Transient Native Work Budget

Context

ADR-0042 moved GPU-selected workflows toward device-native result boundaries. ADR-0044 defines the private native execution substrate underneath exact GeoPandas-compatible public APIs. Recent ADR-0044 profiling showed a second performance center: many real workflows are composed from small transient work items rather than one large throughput kernel.

Examples include rowset filters, relation consumers, many-few overlay fragments, grouped reductions with small groups, bounds/type/empty metadata checks, count-scatter allocation totals, and terminal export preparation. These items may each do little arithmetic, but they can dominate a workflow when every step rebuilds public objects, asks the host for scalar sizes, allocates temporary buffers independently, or crosses a compatibility boundary.

Accessibility-style workflow canaries exposed this pattern, but the pattern is not workflow-specific.

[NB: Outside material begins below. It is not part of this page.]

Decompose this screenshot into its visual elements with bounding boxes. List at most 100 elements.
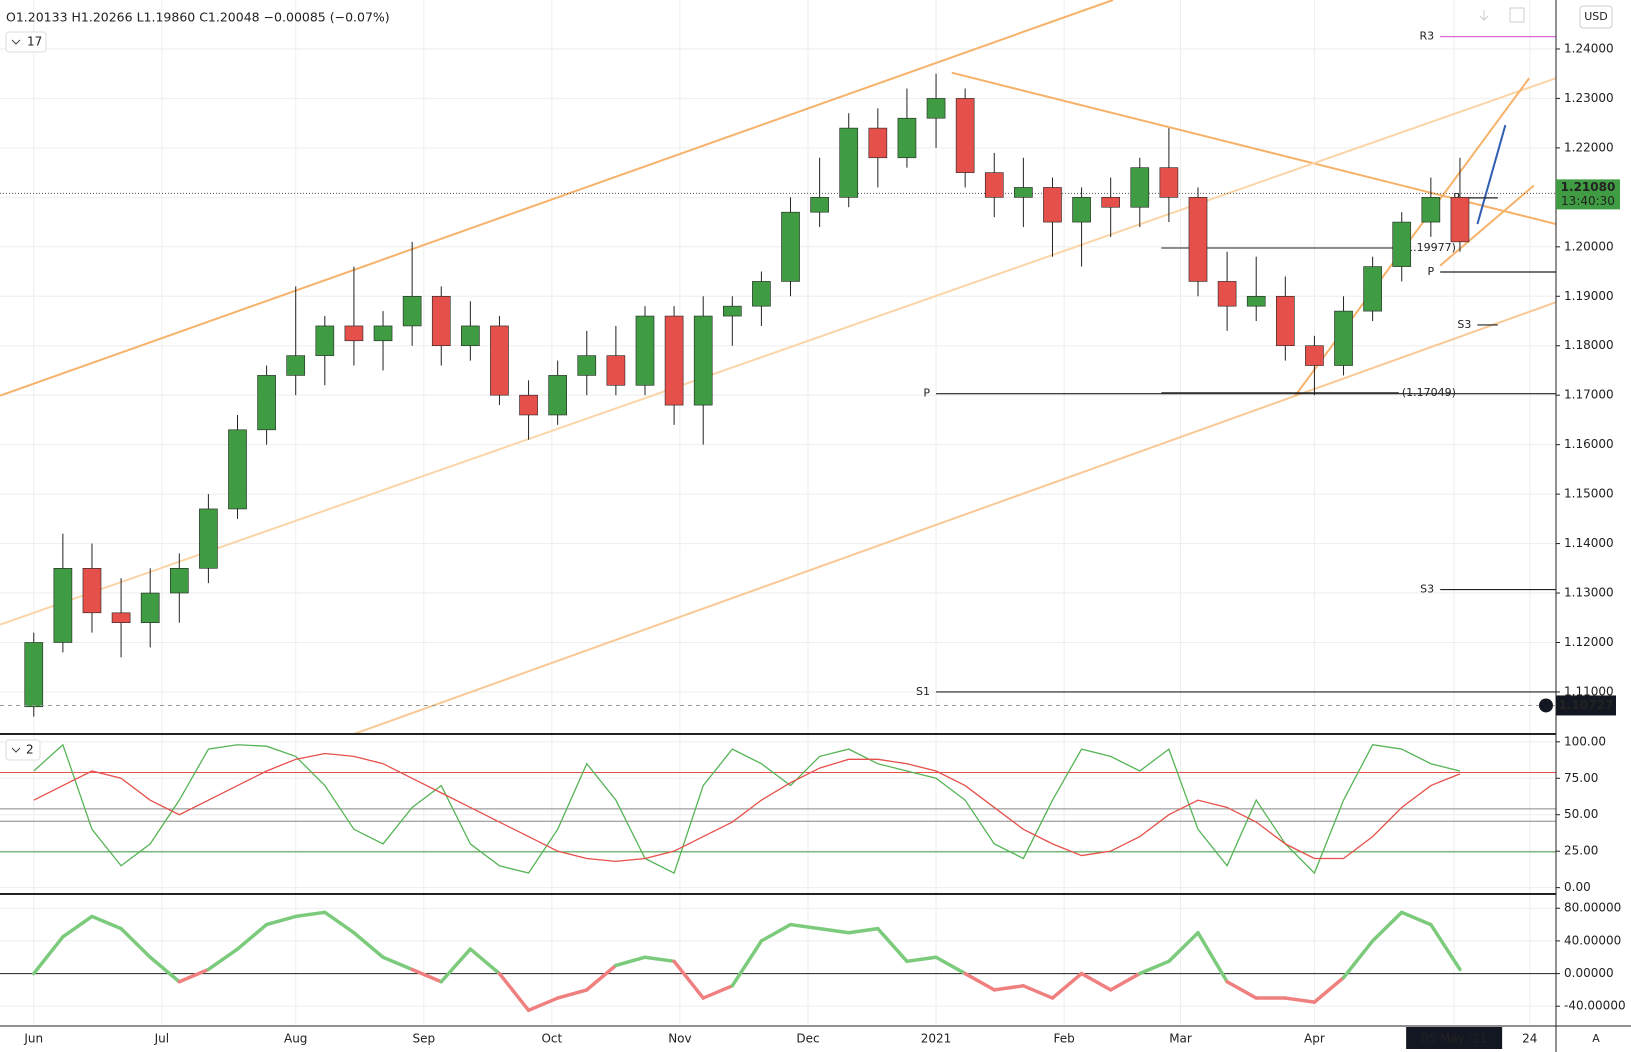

The reusable lesson is that device-resident small operations need a latency/control-plane budget just as large kernels need throughput gates.

Decision

Make transient native work a P0 performance target.

A transient native work item is a small, short-lived device-resident operation created inside a larger public workflow. It may operate on a small rowset, a small geometry batch, a tiny group, a scalar allocation count, or intermediate native metadata. It is not user-visible by itself, but its composition cost is user-visible.

Transient native work must use private native carriers as execution currency:

  • NativeFrameState for frame and geometry state

  • NativeRowSet for row flow

  • NativeRelation for pair flow

  • NativeGrouped for grouped work

  • NativeExpression for admitted private scalar/vector predicates

  • NativeExportBoundary for explicit public compatibility export

The design target is:

  • zero hidden materialization inside admitted native transient stages

  • device-resident metadata and row-flow by default

  • batched scalar reads when a host allocation size is still unavoidable

  • shape-level batching for many tiny operations instead of Python loops over groups, fragments, or relation slices

  • reusable scratch or arena allocation for temporary device buffers

  • shape canaries that measure reusable work-item classes, not workflow scripts

Throughput gates remain necessary for large kernels, but they are not sufficient evidence of generalized performance. A GPU implementation that wins a large kernel benchmark can still fail ADR-0045 if normal public composition pays too many scalar fences, launches, allocations, or compatibility exports.

Budget Rules

Every new or expanded native transient shape must declare a budget covering:

  • runtime D2H transfer count and bytes

  • materialization count

  • scalar allocation fences

  • launch or stage count when observable

  • device residency of inputs and outputs

  • public export boundary, if any

  • shape canary command and expected scale

Default budget stance:

  • Hidden materialization in admitted native stages is forbidden.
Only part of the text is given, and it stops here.